L’aspect divertissement est très présent à travers les animations proposées par le zoo: maquillage visage, mascottes, déguisement, célébration des journées internationales, expositions, ateliers ludiques, nourrissage…

Infos pratiques

Les horaires d’ouverture varient selon les saisons. Le zoo est ouvert aux visiteurs de 10h à 16h30 pendant la période allant de novembre à mars, et de 10h à 18h30 d’avril à octobre. Pendant le mois de Ramadan, le parc est ouvert de 10h à 15h30.

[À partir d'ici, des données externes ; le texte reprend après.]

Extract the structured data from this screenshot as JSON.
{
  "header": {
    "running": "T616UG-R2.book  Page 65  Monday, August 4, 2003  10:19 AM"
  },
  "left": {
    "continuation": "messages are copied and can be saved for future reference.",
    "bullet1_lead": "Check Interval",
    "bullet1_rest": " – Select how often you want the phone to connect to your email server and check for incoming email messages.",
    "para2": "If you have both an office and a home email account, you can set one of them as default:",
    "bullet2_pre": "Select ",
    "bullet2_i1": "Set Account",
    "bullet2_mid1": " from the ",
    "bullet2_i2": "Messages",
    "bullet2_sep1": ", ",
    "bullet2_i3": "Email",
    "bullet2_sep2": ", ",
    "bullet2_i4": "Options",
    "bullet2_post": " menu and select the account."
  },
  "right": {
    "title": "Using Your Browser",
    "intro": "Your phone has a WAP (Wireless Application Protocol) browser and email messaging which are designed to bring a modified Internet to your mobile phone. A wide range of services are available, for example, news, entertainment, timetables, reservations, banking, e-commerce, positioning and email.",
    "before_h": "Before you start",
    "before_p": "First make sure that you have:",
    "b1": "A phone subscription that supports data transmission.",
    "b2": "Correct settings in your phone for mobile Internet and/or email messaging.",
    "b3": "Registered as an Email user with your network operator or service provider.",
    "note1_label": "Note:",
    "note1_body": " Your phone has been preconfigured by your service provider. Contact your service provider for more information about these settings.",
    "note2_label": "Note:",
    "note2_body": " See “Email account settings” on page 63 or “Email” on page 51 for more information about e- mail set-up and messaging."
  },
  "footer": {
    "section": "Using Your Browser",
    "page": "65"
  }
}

S’agissant des moyens de transport pour se rendre au jardin zoologique de Rabat, les lignes 7, 18, 40 et 45 du bus sont disponibles des différents quartiers de la ville de Rabat. Deux lignes de grands taxis sont également opérationnelles: Kamra-Temara et Rabat ville-Temara.

Les petits taxis sont autorisés à se rendre au parc, le site n'est pas à l'extérieur du périmètre urbain.

Grille tarifaire

Hormis les réductions offertes à l’occasion de l’ouverture, les tarifs du jardin zoologique de Rabat sont restés inchangés depuis 2012. Les adultes paient 50 DH pour le ticket d’entrée. Pour les enfants de moins de 12 ans, le ticket d’entrée est à 30 DH.

Des réductions sont accordées aux groupes d’enfants, les écoles, les personnes à mobilité réduite, les étudiants…

«Alors que la captivité des animaux sauvages fait grincer des dents de plus en plus au sein des organisations et associations militantes dans le monde, comment défendez-vous votre parc ?» a-t-on demandé à Mme Slimani.

«Certains pensent que nous prenons des animaux de leur milieu naturel et les mettons en captivité. Ce qui n’est pas vrai, tous les animaux que nous conservons au parc sont pris de chez d’autres parcs zoologiques. Nous sommes tenus de respecter certaines réglementations qui font que nous effectuons des échanges entre parcs zoologiques. La récupération des animaux du milieu naturel n’est plus d’actualité il y’a bien longtemps.

En ce qui concerne le jardin zoologique de Rabat, tous les animaux que nous conservons sont acquis dans le cadre de conventions établies avec les parcs zoologiques partenaires ou autres institutions zoologiques en Afrique, en Europe ou dans certains pays arabes.

D’autre part, notre zoo a une vocation pédagogique: mieux connaître les espèces qui peuplent notre continent, et nous prenons part à des projets de protection des espèces.

Les gens oublient qu’il y’a des espèces qui, à cause du réchauffement climatique, de la désertification, n’ont plus d’espace naturel où vivre», répond-elle.